Volume 80, Number 48 | April 28 - May 4, 2011
West and East Village, Chelsea, Soho, Noho, Little Italy, Chinatown and Lower East Side, Since 1933
Photo by Simon Russell
Players and coaches showed their spirit on opening day earlier this month.
The best opening day ever
By Tim Lalumia
There are very few things that can lure me away from my proud winter viewing position (on the couch) watching my son as he battles other assassins, warlords and zombies. One of those things is the arrival of spring, and the pitch-perfect call to action is Greenwich Village Little League opening day.
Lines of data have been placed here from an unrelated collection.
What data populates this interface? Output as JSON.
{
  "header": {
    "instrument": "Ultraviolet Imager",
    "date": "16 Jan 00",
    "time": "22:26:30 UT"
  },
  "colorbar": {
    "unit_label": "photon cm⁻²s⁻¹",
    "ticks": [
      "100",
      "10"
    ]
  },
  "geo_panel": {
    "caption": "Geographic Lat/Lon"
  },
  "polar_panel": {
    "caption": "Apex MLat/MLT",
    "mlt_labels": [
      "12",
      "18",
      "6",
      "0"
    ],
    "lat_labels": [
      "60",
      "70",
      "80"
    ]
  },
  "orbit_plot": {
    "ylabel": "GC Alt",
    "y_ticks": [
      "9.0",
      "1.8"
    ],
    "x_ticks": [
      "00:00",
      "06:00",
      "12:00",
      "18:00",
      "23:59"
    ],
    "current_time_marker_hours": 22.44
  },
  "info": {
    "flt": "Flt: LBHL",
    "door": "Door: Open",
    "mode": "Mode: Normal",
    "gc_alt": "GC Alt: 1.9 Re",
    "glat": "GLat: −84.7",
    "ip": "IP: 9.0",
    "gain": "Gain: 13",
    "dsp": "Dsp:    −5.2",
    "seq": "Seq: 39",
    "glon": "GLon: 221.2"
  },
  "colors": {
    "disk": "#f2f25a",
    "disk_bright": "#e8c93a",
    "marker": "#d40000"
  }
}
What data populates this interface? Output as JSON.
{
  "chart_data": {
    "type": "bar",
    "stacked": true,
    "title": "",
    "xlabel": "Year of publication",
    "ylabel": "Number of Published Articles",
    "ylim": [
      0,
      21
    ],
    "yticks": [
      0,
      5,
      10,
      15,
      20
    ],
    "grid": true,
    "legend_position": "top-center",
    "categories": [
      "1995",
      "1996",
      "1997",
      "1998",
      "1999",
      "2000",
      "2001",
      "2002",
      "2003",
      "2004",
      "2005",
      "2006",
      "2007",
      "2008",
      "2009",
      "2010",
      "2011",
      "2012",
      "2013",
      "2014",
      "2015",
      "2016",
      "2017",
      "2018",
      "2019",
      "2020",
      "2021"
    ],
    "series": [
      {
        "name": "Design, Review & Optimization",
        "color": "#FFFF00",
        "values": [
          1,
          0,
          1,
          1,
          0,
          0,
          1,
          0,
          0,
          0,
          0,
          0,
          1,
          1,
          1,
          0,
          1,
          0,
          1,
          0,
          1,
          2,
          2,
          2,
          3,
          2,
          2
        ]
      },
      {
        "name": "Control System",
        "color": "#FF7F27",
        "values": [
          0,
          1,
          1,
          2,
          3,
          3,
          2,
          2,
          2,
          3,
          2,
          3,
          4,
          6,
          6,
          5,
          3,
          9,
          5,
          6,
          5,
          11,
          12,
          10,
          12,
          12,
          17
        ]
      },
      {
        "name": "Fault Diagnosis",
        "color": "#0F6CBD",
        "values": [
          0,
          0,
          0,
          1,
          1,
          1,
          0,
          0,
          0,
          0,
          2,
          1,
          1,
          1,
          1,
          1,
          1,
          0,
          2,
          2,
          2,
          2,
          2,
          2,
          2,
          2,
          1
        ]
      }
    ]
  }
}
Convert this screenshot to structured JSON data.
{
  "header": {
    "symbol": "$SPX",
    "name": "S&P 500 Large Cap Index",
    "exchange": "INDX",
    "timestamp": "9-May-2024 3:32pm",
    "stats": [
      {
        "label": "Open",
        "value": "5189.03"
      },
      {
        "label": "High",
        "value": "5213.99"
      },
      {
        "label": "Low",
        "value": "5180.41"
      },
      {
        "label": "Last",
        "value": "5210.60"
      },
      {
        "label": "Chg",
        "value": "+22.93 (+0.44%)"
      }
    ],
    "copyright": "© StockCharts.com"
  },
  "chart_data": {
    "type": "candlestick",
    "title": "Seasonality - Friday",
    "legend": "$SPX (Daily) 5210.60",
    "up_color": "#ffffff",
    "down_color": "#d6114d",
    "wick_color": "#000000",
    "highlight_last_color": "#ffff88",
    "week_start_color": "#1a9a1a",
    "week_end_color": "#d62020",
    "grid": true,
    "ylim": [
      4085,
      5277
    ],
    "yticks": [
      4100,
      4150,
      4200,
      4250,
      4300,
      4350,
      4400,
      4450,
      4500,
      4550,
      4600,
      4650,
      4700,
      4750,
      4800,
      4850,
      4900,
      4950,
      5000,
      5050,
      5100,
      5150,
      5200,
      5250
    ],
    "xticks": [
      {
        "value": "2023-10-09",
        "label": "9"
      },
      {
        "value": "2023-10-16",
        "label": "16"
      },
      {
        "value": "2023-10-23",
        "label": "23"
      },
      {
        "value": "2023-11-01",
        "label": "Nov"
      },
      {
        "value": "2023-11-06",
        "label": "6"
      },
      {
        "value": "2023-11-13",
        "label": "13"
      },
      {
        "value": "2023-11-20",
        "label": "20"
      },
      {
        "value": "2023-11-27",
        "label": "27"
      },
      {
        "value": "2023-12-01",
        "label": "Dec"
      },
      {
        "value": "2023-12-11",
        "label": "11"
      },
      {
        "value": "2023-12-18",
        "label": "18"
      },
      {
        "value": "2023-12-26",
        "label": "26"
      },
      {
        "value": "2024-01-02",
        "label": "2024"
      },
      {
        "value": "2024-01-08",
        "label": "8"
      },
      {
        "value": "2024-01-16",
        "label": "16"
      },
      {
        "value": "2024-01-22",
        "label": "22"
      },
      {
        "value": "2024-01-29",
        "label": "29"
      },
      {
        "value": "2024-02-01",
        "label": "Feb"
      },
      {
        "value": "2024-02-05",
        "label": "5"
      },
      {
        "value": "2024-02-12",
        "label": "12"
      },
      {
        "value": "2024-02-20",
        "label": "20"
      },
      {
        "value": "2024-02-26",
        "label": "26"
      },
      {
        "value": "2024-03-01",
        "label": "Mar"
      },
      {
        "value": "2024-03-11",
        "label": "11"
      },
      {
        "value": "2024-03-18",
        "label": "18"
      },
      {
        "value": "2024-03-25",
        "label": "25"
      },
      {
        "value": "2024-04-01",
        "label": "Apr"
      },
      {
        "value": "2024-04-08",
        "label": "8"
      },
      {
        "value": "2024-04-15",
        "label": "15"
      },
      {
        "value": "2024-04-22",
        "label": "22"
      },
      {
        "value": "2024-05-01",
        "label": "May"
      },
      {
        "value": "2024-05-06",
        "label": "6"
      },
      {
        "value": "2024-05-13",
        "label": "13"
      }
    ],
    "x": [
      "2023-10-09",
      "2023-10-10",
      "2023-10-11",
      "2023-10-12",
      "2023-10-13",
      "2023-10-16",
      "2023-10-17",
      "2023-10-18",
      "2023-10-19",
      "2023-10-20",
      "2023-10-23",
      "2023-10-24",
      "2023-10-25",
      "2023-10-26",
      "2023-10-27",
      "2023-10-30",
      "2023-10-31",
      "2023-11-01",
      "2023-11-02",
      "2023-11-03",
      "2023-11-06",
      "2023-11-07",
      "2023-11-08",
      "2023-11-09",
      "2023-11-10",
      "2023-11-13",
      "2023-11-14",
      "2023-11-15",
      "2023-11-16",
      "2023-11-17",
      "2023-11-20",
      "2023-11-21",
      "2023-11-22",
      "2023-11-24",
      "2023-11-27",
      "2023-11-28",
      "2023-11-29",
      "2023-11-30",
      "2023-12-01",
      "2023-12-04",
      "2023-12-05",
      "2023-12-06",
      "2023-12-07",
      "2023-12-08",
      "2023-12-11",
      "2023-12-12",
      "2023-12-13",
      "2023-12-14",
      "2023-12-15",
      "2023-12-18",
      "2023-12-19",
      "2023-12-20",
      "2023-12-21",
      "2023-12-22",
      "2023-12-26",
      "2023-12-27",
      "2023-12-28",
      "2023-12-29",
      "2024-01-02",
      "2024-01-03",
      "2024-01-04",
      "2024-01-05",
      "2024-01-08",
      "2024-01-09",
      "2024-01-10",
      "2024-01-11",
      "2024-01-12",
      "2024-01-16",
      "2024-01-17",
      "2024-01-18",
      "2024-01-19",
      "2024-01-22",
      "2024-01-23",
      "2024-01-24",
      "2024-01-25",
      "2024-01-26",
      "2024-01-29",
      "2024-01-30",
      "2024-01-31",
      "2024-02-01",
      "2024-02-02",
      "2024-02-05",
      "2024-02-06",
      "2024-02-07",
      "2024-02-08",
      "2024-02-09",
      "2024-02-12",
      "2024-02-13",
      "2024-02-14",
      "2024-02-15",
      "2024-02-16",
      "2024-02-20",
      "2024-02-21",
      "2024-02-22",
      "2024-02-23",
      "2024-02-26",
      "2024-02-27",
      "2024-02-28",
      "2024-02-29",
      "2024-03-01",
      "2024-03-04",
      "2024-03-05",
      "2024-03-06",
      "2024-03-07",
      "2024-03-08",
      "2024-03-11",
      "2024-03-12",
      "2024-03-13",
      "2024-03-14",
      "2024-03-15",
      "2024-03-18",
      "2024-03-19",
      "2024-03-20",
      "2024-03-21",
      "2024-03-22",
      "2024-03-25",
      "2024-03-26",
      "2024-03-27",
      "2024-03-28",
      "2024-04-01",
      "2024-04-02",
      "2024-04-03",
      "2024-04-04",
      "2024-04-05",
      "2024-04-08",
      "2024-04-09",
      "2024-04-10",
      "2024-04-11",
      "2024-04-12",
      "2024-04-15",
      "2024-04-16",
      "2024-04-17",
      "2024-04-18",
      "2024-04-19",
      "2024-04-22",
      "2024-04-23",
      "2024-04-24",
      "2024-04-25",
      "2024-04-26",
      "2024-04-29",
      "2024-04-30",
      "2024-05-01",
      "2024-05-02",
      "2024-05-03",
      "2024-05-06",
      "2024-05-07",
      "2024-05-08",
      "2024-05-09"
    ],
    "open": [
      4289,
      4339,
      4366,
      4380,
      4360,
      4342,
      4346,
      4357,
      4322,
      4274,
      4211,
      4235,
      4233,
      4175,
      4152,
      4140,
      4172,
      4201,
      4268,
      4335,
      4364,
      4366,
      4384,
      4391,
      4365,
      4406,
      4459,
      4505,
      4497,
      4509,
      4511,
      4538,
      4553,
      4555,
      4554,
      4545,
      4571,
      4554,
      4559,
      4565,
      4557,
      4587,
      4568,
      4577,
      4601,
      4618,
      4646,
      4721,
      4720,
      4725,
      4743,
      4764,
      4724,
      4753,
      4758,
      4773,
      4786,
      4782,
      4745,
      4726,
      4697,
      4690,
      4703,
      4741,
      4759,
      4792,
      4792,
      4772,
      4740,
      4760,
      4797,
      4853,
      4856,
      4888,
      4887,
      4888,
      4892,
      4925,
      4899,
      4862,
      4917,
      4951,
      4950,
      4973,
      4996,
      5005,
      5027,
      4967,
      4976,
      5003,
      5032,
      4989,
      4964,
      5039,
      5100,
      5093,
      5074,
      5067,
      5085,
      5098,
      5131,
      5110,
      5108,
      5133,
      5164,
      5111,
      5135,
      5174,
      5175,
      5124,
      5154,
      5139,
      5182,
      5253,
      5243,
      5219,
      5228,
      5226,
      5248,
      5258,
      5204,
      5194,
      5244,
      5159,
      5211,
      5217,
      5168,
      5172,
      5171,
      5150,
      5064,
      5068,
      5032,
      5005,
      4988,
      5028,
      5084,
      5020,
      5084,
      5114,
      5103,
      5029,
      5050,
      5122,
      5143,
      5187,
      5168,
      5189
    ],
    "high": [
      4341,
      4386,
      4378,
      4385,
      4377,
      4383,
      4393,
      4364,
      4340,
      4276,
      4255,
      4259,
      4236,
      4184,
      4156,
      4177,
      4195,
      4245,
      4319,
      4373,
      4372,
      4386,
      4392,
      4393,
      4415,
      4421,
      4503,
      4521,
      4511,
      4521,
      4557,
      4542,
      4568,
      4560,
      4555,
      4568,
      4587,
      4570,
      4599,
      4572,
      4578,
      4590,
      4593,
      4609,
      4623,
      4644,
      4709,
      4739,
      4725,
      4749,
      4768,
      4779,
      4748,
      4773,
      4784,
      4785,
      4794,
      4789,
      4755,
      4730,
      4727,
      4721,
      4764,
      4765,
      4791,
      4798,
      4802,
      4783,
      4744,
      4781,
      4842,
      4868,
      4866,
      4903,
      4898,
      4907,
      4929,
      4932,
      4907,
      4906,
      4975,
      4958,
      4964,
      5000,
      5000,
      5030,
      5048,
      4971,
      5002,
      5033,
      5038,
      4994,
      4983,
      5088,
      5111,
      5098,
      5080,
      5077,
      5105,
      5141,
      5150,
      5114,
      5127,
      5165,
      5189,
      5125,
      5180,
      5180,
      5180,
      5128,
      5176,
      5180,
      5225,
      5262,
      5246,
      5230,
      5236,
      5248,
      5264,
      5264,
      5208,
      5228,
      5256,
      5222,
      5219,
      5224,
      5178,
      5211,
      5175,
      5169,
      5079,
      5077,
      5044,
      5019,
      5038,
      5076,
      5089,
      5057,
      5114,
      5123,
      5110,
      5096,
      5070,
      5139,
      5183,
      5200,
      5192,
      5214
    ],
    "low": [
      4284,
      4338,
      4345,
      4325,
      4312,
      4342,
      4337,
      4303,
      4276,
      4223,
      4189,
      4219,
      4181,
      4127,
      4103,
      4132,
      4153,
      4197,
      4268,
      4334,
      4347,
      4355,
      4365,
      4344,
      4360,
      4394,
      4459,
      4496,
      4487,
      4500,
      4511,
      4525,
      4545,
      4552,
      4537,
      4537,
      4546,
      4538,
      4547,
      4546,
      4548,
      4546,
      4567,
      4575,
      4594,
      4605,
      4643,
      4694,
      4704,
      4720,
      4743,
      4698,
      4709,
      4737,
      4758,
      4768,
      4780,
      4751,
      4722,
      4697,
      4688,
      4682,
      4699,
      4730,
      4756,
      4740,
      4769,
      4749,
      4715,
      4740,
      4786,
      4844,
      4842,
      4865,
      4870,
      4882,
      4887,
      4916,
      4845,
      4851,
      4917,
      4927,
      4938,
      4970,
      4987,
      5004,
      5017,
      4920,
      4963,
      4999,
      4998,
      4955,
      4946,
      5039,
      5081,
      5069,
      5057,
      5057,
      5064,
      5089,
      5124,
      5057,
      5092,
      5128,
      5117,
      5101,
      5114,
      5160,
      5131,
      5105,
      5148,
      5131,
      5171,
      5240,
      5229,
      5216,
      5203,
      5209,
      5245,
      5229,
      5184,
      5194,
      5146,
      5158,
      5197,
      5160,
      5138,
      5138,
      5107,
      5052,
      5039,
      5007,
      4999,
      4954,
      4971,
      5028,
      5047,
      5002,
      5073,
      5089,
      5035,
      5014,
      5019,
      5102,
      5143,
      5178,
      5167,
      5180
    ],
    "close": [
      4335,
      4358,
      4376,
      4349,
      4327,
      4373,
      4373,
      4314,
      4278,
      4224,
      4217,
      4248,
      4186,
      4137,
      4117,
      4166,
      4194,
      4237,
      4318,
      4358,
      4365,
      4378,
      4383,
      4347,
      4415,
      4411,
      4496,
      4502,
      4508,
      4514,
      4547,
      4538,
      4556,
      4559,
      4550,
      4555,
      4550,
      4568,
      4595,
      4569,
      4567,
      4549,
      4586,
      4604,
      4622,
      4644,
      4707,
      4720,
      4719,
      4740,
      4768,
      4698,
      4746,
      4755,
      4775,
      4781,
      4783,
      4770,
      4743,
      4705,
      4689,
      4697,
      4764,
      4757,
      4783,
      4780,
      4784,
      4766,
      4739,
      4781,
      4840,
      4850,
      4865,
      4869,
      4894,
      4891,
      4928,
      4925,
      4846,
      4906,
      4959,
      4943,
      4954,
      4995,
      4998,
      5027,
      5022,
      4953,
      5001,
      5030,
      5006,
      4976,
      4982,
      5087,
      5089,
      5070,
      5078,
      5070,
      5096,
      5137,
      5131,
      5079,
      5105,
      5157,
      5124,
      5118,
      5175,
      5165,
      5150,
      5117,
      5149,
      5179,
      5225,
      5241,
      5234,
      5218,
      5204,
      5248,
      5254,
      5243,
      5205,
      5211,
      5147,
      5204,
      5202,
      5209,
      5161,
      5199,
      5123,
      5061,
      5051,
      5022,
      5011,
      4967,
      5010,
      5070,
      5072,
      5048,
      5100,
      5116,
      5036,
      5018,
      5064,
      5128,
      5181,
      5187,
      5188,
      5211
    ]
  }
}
Tossing aside pillows, chips and the cozy blanky, we — along with nearly 1,000 others — made our pilgrimage to the Downtown sports mecca, Pier 40. Once a place of buses, FedEx and UPS parking, now a place of dreams and teeny, tiny tire bits in my shoes and, on this day, a thrilling extravaganza, blessed by absolutely glorious weather.
In so many ways, this year’s G.V.L.L. Opening Day (once again sponsored by local Village restaurant and bar Brass Monkey) held earlier this month was different from the many in previous years. For starters, the funny, very excitable sports personality Chris Carlin, star of the SportsNet NY show “Loudmouths,” fired up the crowd.
Carlin also helped judge the “best banner” competition. First place went to the T-ball Cardinals, coached by Ben Hunter and Will Margiloff. The national anthem and “Take Me Out to the Ball Game” were sung by New York City actress Nikki Van Cassele.
There were new blue G.V.L.L. sweatshirts for every player, and a massive “Pitch Hit and Run” competition. The parade route snaked across the 100-plus yards of green artificial turf, as the familiar crescendos of Freddie Mercury’s voice heralded the entrance of our little T-baller “Champions.”
Picnics popped up all over the field. Folks hung out, watched the kids try their hand (arm) at speedball throwing, hitting and running, all without a single iPad in sight. “Community” was the word of the day.
The players took part in a fun-filled competition of sandlot skill. Some stations were manned by coaches of P3, a youth sports organization that operates on Pier 40 year-round, led by Tobi Bergman.
On opening day, grownups volunteered as they should, realized who this is all for, and got out of the way so the kids could play and have fun.